Friday, June 11, 2010

The Rest of the Equation

The statement "nurses eat their young" has been so often repeated it has become axiomatic. "Lateral" or "horizontal" violence is a very real issue in professional nursing (among other occupations), it has been heavily researched, and various interventions and corrective actions have been initiated with varying levels of success.
There are "zero tolerance policies;" there are defense strategies for new nurses to use to protect themselves. But are we missing half the equation?
Lateral (or horizontal) violence describes how members of an oppressed culture, unable to strike back at their oppressors, instead take out their anger and frustration on the more vulnerable members of their own group. In the nursing profession, this is usually new hires and those newly graduated from nursing school. The consequences of lateral violence are dire: new nurses are often driven out of a particular work environment and perhaps out of the profession altogether. As the current nursing shortage is likely to only worsen, this has grave implications for the accessibility and quality of health care.
As grave as the problem of lateral violence is, all the interventions are directed at the behaviors: how to defend against the behaviors, how to identify and punish perpetrators. Certainly, lateral violence is reprehensible, unacceptable, and professionally self-sabotaging. But what about the other side of the equation?
As lateral violence is endemic to oppressed cultures, shouldn't the issue of oppression be addressed? How might lateral violence be affected if there were other, more benevolent, more productive opportunities to wield power?
Certainly, there are many aspects of professional nursing practice that are non-negotiable: patients require care, competencies must be maintained, and standards must be met. However, it does not necessarily follow that in order to do everything that must be done, every step must be prescribed and every process delineated, with every deviation or innovation at least suspect if not outright punishable.
Nurses, by training and by licence, are independently accountable to the patient and are expected to exercise professional judgement and critical thinking. We are taught to negotiate with patients to develop a plan of care that best meets their needs. However, we are seldom extended the same courtesy.
Work schedules and shift availability is on a take-it-or-work-elsewhere basis, patients are assigned, seldom selected by the nurse. These sorts of problems are hardly unique to nursing, and professions that experience similar working conditions also have similar problems with lateral violence.

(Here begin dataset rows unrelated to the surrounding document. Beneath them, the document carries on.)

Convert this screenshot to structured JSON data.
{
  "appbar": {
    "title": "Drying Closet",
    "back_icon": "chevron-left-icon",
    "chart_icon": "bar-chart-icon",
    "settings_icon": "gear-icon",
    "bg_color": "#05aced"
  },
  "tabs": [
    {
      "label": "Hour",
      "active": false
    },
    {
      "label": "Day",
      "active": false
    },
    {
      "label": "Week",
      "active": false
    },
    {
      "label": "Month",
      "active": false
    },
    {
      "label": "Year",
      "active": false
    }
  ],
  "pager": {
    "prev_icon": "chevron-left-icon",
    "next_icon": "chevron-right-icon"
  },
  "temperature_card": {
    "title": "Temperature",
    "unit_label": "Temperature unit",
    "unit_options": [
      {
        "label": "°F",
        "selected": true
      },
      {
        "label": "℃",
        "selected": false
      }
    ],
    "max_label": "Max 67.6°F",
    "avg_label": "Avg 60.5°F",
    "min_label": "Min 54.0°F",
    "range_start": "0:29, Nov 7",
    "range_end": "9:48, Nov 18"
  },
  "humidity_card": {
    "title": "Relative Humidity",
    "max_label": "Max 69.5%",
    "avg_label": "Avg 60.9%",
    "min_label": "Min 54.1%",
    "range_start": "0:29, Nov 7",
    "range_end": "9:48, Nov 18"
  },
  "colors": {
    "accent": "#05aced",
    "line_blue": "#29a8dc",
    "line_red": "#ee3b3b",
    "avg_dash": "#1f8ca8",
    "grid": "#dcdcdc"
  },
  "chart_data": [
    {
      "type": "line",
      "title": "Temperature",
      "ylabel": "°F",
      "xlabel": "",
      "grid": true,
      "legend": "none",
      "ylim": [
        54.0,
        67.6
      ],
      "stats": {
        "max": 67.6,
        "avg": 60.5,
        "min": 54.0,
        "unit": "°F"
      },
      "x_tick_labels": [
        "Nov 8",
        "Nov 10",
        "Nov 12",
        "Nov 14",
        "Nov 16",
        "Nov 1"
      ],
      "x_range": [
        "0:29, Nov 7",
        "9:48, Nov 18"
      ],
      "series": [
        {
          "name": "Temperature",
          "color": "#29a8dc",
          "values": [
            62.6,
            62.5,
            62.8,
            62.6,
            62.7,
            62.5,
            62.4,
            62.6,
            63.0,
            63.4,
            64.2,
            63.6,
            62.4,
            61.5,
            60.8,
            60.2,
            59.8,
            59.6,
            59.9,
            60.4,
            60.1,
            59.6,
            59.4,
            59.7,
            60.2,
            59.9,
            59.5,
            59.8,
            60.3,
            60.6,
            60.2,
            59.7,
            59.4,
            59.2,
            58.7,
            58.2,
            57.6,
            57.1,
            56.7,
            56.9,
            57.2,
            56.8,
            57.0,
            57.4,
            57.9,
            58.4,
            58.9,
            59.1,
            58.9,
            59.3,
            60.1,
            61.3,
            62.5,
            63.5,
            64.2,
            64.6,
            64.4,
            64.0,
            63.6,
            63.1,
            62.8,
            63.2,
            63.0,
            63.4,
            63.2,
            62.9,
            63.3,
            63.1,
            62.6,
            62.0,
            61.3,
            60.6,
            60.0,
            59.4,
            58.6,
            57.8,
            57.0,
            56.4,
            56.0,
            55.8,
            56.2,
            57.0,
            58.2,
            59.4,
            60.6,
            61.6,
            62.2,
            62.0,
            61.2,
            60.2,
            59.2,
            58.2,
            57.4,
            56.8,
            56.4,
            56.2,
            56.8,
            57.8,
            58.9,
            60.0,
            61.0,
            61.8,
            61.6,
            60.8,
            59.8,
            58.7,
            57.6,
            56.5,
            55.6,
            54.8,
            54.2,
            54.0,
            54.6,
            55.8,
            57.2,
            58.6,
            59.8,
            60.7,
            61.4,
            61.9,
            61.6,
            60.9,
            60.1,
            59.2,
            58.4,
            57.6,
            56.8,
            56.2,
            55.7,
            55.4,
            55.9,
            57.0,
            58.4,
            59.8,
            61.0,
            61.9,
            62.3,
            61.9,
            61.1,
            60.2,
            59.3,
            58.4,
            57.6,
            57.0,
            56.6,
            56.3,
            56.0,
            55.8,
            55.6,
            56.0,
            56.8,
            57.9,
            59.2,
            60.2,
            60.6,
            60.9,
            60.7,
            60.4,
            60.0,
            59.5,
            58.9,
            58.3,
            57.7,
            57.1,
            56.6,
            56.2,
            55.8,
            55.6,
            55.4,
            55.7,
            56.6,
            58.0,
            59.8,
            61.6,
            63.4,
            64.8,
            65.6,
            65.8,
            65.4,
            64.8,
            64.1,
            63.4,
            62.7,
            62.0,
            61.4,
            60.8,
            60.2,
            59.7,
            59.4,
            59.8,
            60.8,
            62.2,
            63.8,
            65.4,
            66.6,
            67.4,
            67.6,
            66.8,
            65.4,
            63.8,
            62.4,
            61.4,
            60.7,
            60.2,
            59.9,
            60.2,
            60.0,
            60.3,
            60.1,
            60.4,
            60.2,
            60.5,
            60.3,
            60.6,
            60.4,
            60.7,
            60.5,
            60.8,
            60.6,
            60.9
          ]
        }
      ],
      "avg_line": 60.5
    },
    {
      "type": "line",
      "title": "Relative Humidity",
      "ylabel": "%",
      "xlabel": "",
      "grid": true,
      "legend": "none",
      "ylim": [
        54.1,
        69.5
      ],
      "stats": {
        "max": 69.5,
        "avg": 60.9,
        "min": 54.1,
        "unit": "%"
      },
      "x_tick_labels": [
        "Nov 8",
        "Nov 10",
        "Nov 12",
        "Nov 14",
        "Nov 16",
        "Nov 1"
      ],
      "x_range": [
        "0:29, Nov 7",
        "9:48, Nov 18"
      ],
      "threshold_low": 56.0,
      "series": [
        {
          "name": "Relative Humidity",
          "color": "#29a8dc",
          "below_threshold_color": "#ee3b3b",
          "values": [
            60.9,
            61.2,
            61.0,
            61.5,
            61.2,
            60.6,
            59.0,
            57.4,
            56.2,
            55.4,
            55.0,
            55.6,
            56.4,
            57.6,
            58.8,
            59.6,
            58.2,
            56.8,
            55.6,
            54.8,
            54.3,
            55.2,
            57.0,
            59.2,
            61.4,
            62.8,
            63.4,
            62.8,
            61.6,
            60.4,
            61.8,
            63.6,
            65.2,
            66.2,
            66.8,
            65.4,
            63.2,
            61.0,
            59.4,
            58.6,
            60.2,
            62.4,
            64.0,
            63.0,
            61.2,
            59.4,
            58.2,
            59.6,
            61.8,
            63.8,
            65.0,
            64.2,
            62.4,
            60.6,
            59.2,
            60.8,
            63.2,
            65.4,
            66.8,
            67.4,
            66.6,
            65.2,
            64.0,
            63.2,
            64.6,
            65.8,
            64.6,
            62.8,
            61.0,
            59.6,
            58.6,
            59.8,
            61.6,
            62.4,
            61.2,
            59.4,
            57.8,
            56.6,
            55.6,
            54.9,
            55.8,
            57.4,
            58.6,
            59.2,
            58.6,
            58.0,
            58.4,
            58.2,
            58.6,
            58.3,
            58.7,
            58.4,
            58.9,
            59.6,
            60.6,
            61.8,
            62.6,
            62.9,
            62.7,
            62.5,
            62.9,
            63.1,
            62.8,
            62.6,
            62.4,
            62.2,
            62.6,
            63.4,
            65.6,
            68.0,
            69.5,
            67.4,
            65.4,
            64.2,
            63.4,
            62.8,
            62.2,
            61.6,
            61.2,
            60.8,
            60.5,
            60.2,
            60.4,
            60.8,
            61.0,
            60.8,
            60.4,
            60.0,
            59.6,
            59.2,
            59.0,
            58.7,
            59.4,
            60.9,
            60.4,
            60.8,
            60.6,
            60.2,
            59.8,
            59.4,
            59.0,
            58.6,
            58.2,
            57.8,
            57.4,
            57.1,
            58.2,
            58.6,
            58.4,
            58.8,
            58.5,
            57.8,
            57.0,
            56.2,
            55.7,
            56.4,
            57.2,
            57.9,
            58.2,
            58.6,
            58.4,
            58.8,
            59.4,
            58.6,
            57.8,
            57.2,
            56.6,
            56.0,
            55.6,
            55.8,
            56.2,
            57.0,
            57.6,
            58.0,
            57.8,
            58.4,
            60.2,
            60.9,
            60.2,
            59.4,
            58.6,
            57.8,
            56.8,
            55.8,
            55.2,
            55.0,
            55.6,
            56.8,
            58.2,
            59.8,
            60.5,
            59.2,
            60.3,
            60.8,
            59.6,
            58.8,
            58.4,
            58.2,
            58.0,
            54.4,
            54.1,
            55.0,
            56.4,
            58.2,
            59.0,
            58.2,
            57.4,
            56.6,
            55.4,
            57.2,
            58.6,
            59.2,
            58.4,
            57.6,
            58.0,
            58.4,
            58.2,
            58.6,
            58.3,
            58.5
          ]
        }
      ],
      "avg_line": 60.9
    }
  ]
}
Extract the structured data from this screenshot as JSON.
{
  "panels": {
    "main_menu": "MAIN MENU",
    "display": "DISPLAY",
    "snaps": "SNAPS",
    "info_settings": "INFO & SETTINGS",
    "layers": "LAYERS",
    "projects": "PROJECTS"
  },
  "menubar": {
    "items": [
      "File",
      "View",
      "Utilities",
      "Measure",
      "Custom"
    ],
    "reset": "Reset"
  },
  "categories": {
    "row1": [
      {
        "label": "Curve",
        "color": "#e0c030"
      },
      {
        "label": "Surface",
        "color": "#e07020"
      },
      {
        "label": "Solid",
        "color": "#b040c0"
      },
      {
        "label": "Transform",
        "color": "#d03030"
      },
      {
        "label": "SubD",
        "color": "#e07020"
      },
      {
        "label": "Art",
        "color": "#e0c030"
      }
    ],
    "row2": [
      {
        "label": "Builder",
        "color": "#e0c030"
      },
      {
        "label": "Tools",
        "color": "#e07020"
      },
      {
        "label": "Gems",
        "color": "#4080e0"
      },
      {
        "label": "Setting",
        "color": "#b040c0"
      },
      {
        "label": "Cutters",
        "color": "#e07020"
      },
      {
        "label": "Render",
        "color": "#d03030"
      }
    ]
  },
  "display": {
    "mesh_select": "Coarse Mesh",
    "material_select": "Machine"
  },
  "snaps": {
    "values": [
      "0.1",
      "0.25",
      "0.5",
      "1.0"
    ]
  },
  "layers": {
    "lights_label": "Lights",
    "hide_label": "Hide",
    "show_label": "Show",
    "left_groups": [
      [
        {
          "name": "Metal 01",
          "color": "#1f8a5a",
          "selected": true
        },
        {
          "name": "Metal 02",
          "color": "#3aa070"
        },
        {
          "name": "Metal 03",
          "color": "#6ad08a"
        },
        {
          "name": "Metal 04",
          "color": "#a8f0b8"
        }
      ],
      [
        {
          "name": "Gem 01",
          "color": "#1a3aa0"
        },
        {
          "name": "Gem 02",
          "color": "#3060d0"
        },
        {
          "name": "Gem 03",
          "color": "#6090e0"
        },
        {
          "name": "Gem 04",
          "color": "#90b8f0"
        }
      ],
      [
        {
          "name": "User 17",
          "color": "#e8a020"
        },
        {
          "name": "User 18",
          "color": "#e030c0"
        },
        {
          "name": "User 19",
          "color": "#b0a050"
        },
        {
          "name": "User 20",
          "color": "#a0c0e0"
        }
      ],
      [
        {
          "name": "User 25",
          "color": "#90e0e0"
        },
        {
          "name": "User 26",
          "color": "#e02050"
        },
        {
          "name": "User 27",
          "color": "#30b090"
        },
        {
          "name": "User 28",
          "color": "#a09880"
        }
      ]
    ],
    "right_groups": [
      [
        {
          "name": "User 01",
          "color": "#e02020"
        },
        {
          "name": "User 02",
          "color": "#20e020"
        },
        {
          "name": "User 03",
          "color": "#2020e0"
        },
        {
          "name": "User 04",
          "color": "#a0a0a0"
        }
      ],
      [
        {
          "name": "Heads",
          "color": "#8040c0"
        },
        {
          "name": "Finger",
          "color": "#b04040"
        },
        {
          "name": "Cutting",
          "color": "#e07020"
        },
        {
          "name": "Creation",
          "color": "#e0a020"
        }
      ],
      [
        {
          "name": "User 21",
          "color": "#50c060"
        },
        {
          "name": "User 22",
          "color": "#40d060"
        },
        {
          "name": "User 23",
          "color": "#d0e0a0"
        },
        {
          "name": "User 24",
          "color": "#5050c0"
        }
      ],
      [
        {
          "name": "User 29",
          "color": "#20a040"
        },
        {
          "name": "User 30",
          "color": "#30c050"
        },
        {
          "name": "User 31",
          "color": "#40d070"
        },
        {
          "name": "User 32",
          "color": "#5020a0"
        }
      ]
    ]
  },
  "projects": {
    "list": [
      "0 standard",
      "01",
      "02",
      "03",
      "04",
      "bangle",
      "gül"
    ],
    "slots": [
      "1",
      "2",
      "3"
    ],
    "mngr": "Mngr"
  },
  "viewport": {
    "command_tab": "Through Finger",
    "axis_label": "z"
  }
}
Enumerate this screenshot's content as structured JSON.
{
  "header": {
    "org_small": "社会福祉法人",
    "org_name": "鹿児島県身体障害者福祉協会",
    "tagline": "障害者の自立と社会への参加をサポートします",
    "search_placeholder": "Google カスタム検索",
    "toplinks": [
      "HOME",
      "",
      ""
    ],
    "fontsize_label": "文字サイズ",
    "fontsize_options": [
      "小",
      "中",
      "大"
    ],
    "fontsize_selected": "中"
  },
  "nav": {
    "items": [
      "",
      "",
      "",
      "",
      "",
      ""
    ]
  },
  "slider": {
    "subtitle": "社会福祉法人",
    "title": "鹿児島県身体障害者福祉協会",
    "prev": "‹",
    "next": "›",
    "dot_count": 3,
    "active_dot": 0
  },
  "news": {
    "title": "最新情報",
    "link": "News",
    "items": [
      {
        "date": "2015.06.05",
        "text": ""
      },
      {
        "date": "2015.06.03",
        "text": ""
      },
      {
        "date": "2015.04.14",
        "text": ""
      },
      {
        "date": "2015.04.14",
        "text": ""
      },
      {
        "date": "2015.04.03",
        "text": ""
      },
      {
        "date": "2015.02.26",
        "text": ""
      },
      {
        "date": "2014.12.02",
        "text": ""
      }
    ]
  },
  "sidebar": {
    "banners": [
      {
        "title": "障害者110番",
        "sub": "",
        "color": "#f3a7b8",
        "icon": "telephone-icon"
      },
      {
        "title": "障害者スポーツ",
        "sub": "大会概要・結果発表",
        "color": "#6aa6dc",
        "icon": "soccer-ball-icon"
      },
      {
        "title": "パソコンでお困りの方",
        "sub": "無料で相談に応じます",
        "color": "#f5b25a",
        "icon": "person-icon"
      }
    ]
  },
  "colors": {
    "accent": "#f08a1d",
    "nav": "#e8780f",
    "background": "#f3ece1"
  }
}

For nursing to be a profession, we must be responsible to our patients, our profession, society, and ourselves. As professionals, we have the right to negotiate how we meet each of those responsibilities. Every professional knows that these responsibilities often conflict, and the give-and-take among them is a part of professional reality.
Participating in this negotiation, both collectively as a profession and individually as a professional is the other side of the equation that must be addressed for effective control and eventual eradication of lateral violence. All the interventions addressing behaviors associated with lateral violence must continue to be addressed, but it's past time that addressed the rest of the equation.